The FCA has decided to fine Carlos Fuenmayor, chief executive of BancTrust, £99,600 for failing to disclose three separate matters to the regulator.
The FCA's Senior Managers and Certification Regime is intended to reduce consumer harm and strengthen market integrity by creating a framework through which firms and regulators can hold individuals to account. The FCA concluded that Mr Fuenmayor's omissions were negligent and that he had breached APER Statement of Principle 4 and Senior Manager Conduct Rule 4, which requires individuals to disclose appropriately any information the FCA would reasonably expect notice of.
Until December 2021, Mr Fuenmayor failed to tell the FCA, including in application forms he submitted on BancTrust's behalf, that he had been placed under investigation by the US Financial Industry Regulatory Authority in December 2017 and was subsequently sanctioned by it in June 2019.
He also failed to disclose that, shortly before an inspection in November 2019, the National Financial Intelligence Unit of Venezuela had frozen his local currency bank accounts, together with those of his Venezuelan companies and their directors. The FCA first became aware of this issue in January 2023 through a website article in Spanish. It took two rounds of correspondence between the FCA and BancTrust for the relevant information to be disclosed in March 2023.
These omissions meant the FCA did not have the opportunity to fully assess Mr Fuenmayor's fitness and propriety or seek further information.
The FCA considered that Mr Fuenmayor's disclosure failings were negligent, and that he did not lack fitness and propriety. On a scale of 1 to 5, the FCA assessed Mr Fuenmayor's breaches to be at seriousness level 2 resulting in a fine of 10% of relevant income for the relevant period. There were no mitigating or aggravating factors, and no adjustment for deterrence was considered necessary. As Mr Fuenmayor did not decide to settle at stage 1 there was also no settlement discount.

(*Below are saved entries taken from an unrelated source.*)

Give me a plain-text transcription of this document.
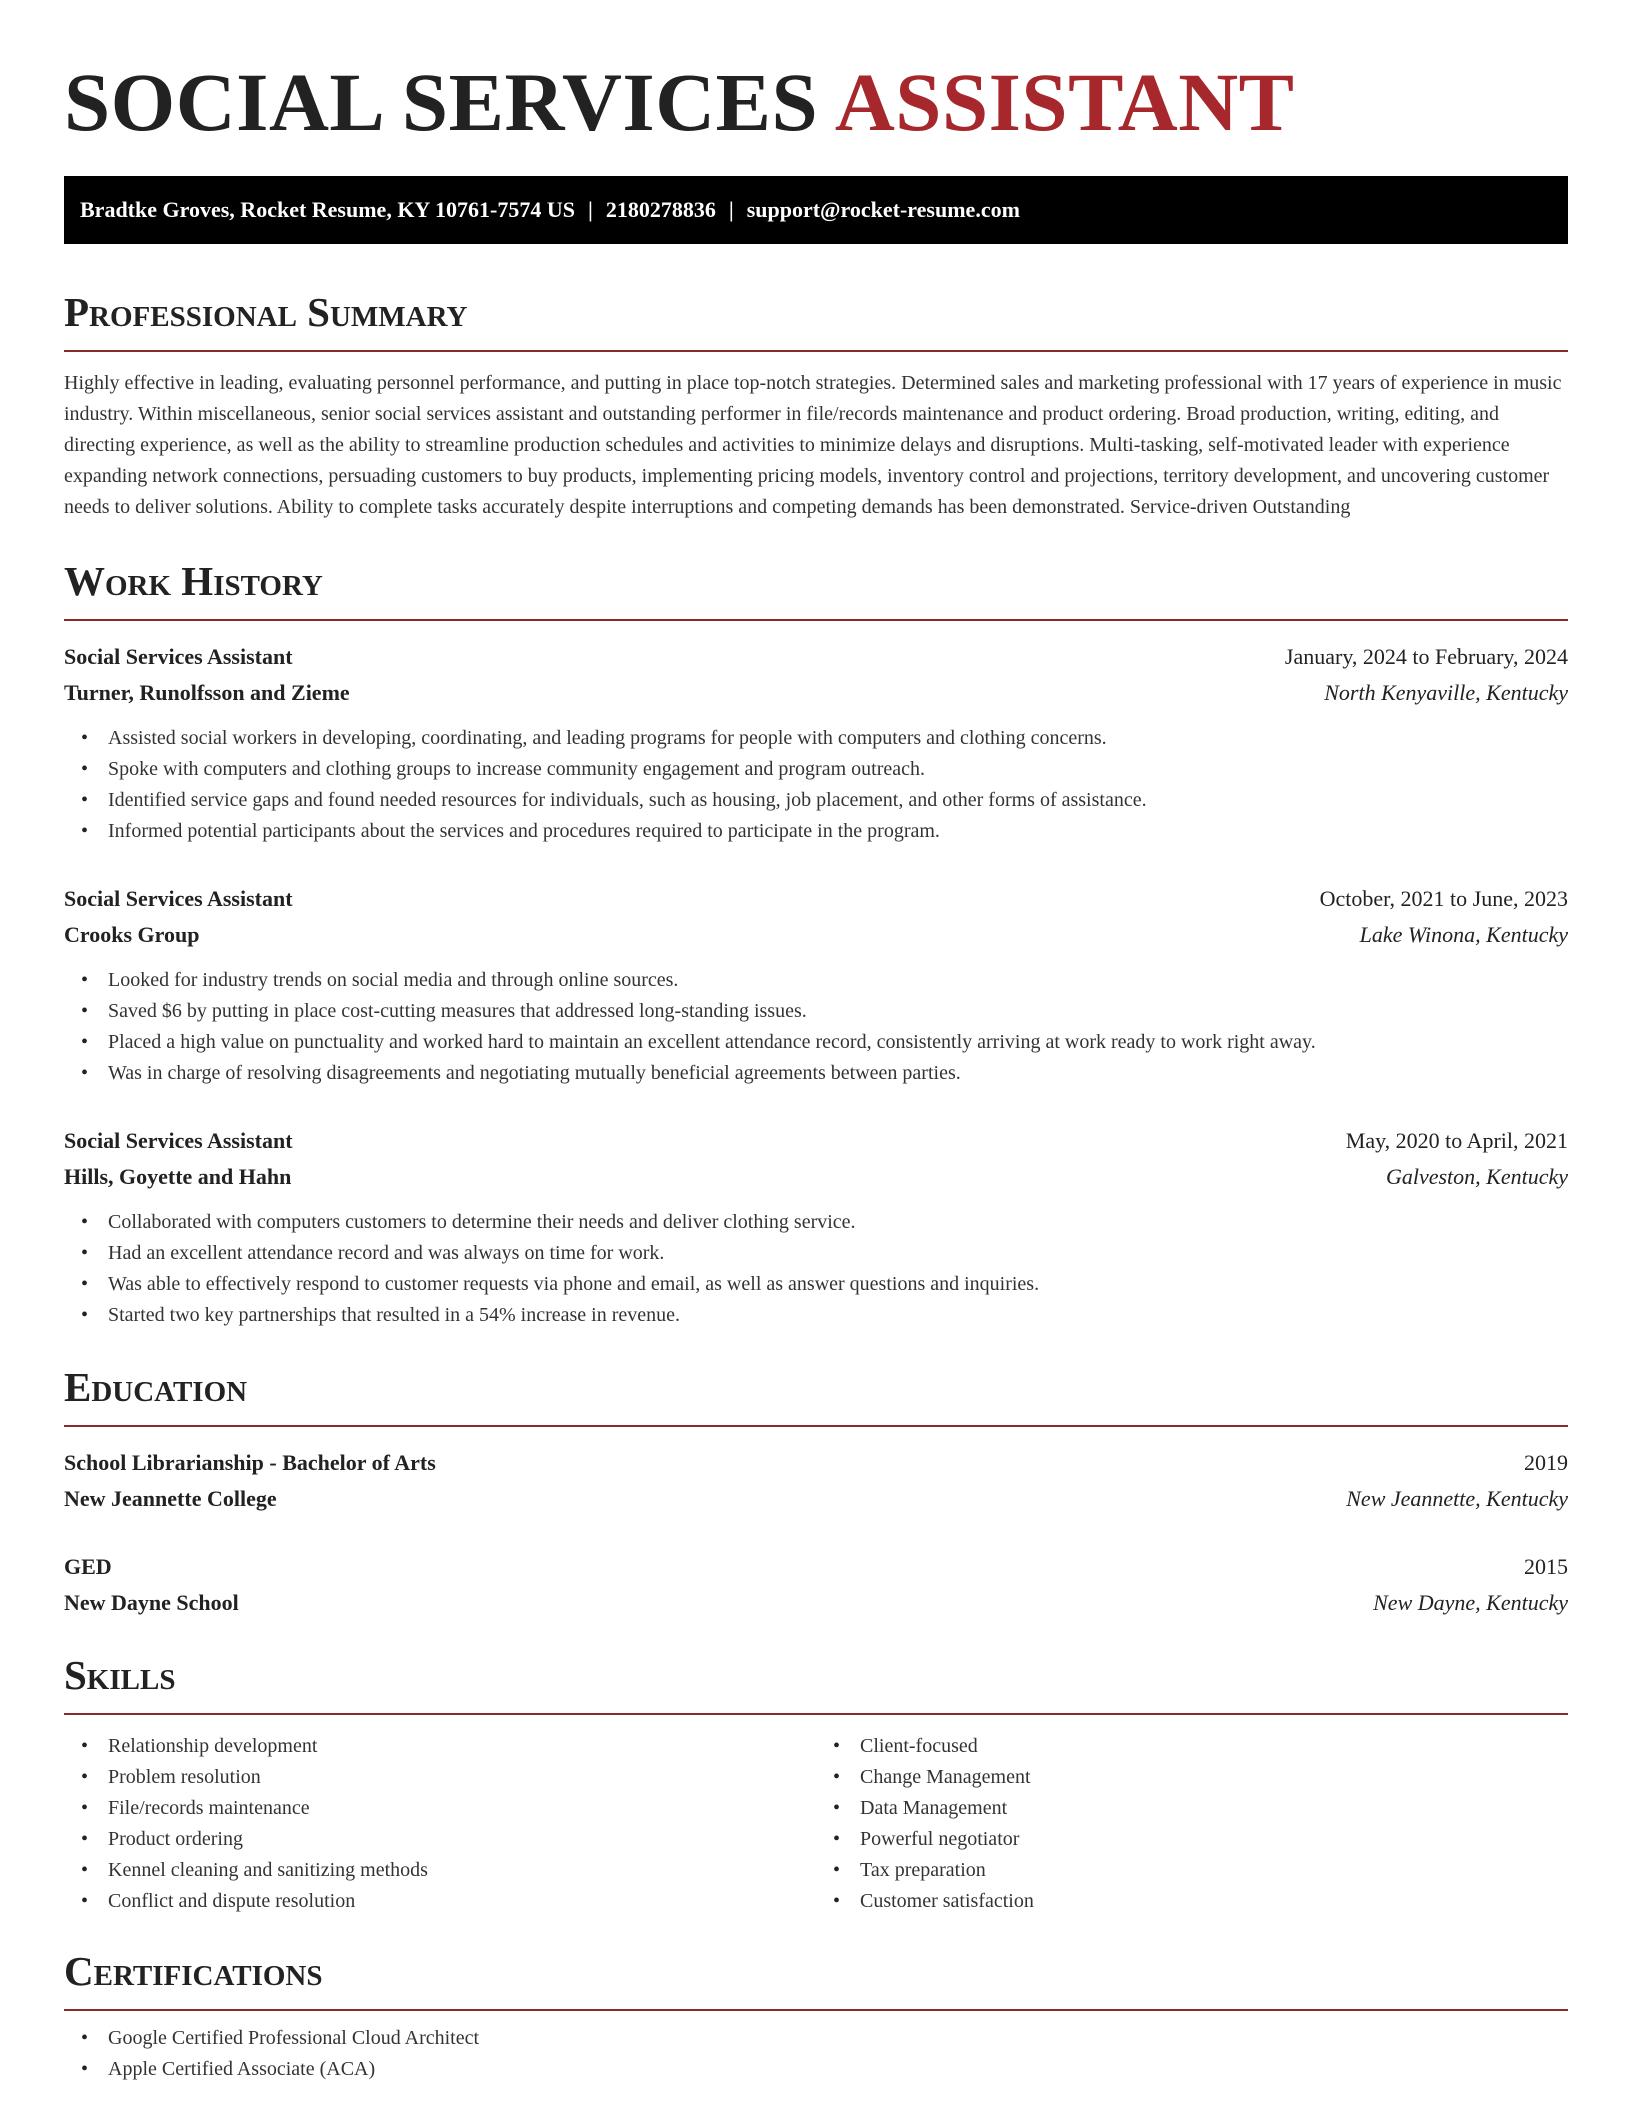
SOCIAL SERVICES ASSISTANT
Bradtke Groves, Rocket Resume, KY 10761-7574 US | 2180278836 | support@rocket-resume.com
Professional Summary

Highly effective in leading, evaluating personnel performance, and putting in place top-notch strategies. Determined sales and marketing professional with 17 years of experience in music industry. Within miscellaneous, senior social services assistant and outstanding performer in file/records maintenance and product ordering. Broad production, writing, editing, and directing experience, as well as the ability to streamline production schedules and activities to minimize delays and disruptions. Multi-tasking, self-motivated leader with experience expanding network connections, persuading customers to buy products, implementing pricing models, inventory control and projections, territory development, and uncovering customer needs to deliver solutions. Ability to complete tasks accurately despite interruptions and competing demands has been demonstrated. Service-driven Outstanding

Work History
Social Services Assistant	January, 2024 to February, 2024
Turner, Runolfsson and Zieme	North Kenyaville, Kentucky
• Assisted social workers in developing, coordinating, and leading programs for people with computers and clothing concerns.
• Spoke with computers and clothing groups to increase community engagement and program outreach.
• Identified service gaps and found needed resources for individuals, such as housing, job placement, and other forms of assistance.
• Informed potential participants about the services and procedures required to participate in the program.
Social Services Assistant	October, 2021 to June, 2023
Crooks Group	Lake Winona, Kentucky
• Looked for industry trends on social media and through online sources.
• Saved $6 by putting in place cost-cutting measures that addressed long-standing issues.
• Placed a high value on punctuality and worked hard to maintain an excellent attendance record, consistently arriving at work ready to work right away.
• Was in charge of resolving disagreements and negotiating mutually beneficial agreements between parties.
Social Services Assistant	May, 2020 to April, 2021
Hills, Goyette and Hahn	Galveston, Kentucky
• Collaborated with computers customers to determine their needs and deliver clothing service.
• Had an excellent attendance record and was always on time for work.
• Was able to effectively respond to customer requests via phone and email, as well as answer questions and inquiries.
• Started two key partnerships that resulted in a 54% increase in revenue.
Education
School Librarianship - Bachelor of Arts	2019
New Jeannette College	New Jeannette, Kentucky
GED	2015
New Dayne School	New Dayne, Kentucky
Skills
• Relationship development
• Problem resolution
• File/records maintenance
• Product ordering
• Kennel cleaning and sanitizing methods
• Conflict and dispute resolution
• Client-focused
• Change Management
• Data Management
• Powerful negotiator
• Tax preparation
• Customer satisfaction
Certifications
• Google Certified Professional Cloud Architect
• Apple Certified Associate (ACA)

Mr Fuenmayor has referred the Decision Notice to the Upper Tribunal, where he and the FCA will present their cases. Any findings in the Decision Notice are therefore provisional and reflect the FCA's view of what occurred and how his conduct should be characterised.
The case is a reminder that the FCA expects senior individuals to take a broad and proactive approach to disclosure, particularly where overseas investigations, sanctions or asset freezes may be relevant to fitness and propriety. For UK financial services lawyers and compliance teams, it underlines the importance of careful governance around regulatory notifications and of testing whether potentially adverse matters should be raised with the FCA at an early stage.